Outer membrane, with channel forming proteins but only permeable to 5 kDa molecules or less. Other enzymes on this membrane facilitate metabolism of lipid for use in matrix and transport of specially required protein in the mitochondrion. MAJOR FUNCTION OF MITOCHONDRION: OXIDATIVE PHOSPHORYLATION (oxidation of NADH to produce ATP) Matrix, internal space with enzymes for oxidation of pyruvate and fatty acids and for the citric acid cycle (Kreb’s cycle). Cristae in boxed region Intermembrane space, for enzymes using ATP passing out of the matrix to phosphorylate other nucleotides. Inner membrane, folded into numerous cristae to increase total surface area for electron-transport chain (respiratory enzymes), ATP synthase and transporters for metabolites going through the matrix.
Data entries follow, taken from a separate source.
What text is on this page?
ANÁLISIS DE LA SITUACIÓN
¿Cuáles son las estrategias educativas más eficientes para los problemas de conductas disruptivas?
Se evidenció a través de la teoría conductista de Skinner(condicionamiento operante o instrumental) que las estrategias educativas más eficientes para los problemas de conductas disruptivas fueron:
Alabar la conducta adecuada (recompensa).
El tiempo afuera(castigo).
Mitochondrial (mt) disease • Mt has its own DNA to make its own proteins; with some imported proteins from cytoplasm • Incorporated into eukaryotic cells by endosymbiotic processes during the course of evolution. • Mt disease can arise from defective import of proteins (e.g. heat shock protein 70 needed for docking and folding of proteins in the mt) or mutations in mt genes. • Tissues affected are those heavily dependent on ATP, e.g. nerve and muscle cells; resulted in mental retardation and muscular weakness. • For those need many mt (mt-gene) for function, Leber’s hereditary optic neuropathy and Kearns-Sayre Syndrome are caused by mutation of NADH-CoQ reductase gene; progressive blindness, abnormal heart beat and nerve degeneration resulted.
7. Peroxisomes • An organelle for oxidation of fatty acids and toxicants • Abundant in hepatocytes (liver cells), where oxidation of fatty acids (and other organic matters) takes place and produces hydrogen peroxide; • Mainly produce catalase to decompose hydrogen peroxide into water. • Zellweger syndrome is caused by the mistakes of protein import into the peroxisomes and hence accumulation of long chain fatty acids and pristanic acids in plasma and tissues. • The defects can lead to severe impairment of many organs and death.
8. Final Remarks: • Eukaryotic cells are highly organized with membranous organelle-as isolated compartments to carry out specific life processes and biological functions. • The nucleus contains DNA for gene transcription and production of RNAs. Transcriptional factors and signals go in and out through nuclear pores under a tight control. • Rough ER handles translation and post-translational modification, protein sorting, vesicle formation are done in Golgi apparatus. • Mitochondiron is responsible for respiration and ATP energy production; it has 2 membranes and its own genes. • Lysosomes are for cellular digestions, peroxisomes are for fatty acid oxidation and detoxification or Redox reactions of intoxicated chemicals.